Bild: Brunnen auf dem Vorplatze des Schönbrunner Schlosses.

Der Brunnen und im erweiterten Sinne die Wasserkunst ist ihr ein willkommenes Hilfsmittel, weite Räume durch fernwirkende Elemente zu gliedern. Die ebene Fläche des Bassins betont ihr Bestreben, geneigte Terrains in horizontale Terrassen aufzulösen; der Wasserfall, die Kaskade, die Brunnengruppen sind in Verbindung mit Grotten, Stützmauern, Treppenanlagen ihr großer Apparat, der Übergänge vermittelt, Augenpunkte festlegt, Richtungen bestimmt.
Glänzende Leistungen dieser Art sind in unserer Monarchie zerstreut, aber die Wiener Parkanlagen gehören unter ihnen gewiß zu den schönsten und besten.

Wenden wir nun unser Augenmerk den städtischen Leistungen jener Zeit zu, so weist auch hier der Wiener Brunnen große Züge auf.
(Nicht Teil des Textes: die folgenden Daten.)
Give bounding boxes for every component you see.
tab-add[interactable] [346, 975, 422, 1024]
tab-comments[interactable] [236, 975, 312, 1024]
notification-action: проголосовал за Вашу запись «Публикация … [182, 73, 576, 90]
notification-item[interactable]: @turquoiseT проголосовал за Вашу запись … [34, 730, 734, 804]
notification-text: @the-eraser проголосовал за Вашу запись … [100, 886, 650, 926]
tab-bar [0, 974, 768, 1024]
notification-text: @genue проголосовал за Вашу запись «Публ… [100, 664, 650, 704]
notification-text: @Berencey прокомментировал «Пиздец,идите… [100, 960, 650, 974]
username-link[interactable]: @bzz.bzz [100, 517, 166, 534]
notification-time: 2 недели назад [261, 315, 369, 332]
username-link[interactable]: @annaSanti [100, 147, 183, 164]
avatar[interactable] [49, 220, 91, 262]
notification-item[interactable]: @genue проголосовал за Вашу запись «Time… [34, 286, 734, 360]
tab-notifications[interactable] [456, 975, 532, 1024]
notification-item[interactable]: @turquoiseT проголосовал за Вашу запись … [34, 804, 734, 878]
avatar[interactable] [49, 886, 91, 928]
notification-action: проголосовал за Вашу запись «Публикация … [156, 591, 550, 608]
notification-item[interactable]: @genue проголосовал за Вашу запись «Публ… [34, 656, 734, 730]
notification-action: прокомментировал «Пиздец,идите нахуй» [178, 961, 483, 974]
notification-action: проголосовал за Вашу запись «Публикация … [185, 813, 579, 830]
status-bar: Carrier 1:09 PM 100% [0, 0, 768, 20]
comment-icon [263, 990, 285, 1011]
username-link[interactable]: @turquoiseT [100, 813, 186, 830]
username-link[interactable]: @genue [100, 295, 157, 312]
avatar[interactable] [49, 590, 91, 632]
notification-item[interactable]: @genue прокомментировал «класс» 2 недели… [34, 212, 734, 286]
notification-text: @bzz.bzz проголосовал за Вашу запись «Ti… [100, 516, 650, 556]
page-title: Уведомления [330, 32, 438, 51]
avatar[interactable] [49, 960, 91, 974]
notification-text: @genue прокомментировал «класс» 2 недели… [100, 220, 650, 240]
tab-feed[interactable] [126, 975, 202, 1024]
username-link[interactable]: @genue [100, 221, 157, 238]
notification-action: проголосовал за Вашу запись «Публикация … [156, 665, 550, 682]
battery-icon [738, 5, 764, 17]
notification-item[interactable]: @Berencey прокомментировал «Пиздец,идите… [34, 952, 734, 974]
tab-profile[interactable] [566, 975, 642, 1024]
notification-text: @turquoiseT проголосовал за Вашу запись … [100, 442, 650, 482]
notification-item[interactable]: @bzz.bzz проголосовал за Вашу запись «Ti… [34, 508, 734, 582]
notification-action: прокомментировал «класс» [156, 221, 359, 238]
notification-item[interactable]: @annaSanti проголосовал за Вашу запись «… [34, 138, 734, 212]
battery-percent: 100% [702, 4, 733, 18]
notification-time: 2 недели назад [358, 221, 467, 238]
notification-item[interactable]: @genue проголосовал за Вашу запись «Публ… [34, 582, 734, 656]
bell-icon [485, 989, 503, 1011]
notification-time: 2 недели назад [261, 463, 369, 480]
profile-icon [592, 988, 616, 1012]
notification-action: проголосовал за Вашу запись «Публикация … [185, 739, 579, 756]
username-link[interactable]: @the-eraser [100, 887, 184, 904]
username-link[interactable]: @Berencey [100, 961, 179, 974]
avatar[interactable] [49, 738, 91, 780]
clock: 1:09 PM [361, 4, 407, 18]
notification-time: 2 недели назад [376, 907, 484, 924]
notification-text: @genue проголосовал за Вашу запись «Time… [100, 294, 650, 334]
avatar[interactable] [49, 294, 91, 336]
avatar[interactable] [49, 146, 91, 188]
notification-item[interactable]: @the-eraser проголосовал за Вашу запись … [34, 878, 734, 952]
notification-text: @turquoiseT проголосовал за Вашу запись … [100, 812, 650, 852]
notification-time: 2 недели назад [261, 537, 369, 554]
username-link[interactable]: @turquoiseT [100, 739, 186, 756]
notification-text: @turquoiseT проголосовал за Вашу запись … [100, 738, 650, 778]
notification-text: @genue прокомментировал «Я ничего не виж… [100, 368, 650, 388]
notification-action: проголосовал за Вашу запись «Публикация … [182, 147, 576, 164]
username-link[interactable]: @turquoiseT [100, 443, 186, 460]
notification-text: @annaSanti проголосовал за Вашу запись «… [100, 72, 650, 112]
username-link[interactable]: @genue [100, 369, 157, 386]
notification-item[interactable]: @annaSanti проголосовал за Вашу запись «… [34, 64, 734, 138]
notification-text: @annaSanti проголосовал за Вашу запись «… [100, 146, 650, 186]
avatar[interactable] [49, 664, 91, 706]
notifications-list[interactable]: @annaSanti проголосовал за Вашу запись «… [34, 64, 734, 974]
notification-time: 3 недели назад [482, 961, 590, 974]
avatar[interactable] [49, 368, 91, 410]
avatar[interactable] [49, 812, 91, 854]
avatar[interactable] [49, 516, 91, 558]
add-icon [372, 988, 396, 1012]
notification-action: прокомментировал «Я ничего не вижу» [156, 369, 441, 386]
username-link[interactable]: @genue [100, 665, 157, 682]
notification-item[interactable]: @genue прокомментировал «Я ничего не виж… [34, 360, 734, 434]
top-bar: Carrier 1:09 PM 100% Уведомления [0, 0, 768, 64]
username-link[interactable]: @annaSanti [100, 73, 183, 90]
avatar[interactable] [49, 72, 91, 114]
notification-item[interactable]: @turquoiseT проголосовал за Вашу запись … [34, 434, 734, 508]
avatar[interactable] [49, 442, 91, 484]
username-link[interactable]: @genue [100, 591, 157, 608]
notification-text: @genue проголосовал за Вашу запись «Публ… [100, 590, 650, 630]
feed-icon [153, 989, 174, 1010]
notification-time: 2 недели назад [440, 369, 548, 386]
Wohl fehlten dem städtischen Gemeinwesen ebenso die Gelegenheiten, als Mittel und Lust zu großen künstlerischen Aufträgen, die Kunst war noch im Solde der Herrscher, des Adels, der Kirchenfürsten. Und doch erhielt Wien ein Brunnendenkmal vornehmster Art, wie es wenige andere Städte besitzen.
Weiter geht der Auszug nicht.